Parallel Programming in OpenMP

Many typical programs in scientific and engineering application domains spend most of their time executing loops, in particular, do loops in Fortran and for loops in C. We can often reduce the execution time of such programs by exploiting loop-level parallelism, by executing iterations of the loops concurrently across multiple processors. In this chapter we focus on the issues that arise in exploiting loop-level parallelism, and how they may be addressed using OpenMP.
OpenMP provides the parallel do directive for specifying that a loop be executed in parallel. Many programs can be parallelized successfully just by applying parallel do directives to the proper loops. This style of finegrained parallelization is especially useful because it can be applied incrementally: as specific loops are found to be performance bottlenecks, they can be parallelized easily by adding directives and making small, localized changes to the source code.

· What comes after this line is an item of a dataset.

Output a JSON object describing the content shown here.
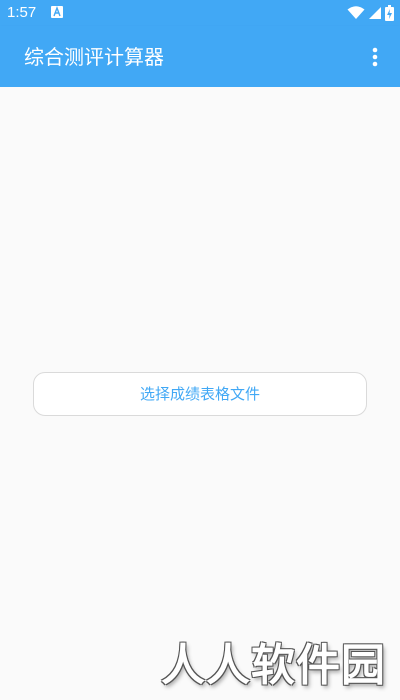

Hence the programmer need not rewrite the entire application just to parallelize a few performance-limiting loops. Because incremental parallelization is such an attractive technique, parallel do is one of the most important and frequently used OpenMP directives.
However, the programmer must choose carefully which loops to parallelize. The parallel version of the program generally must produce the same results as the serial version; in other words, the correctness of the program must be maintained. In addition, to maximize performance the execution time of parallelized loops should be as short as possible, and certainly not longer than...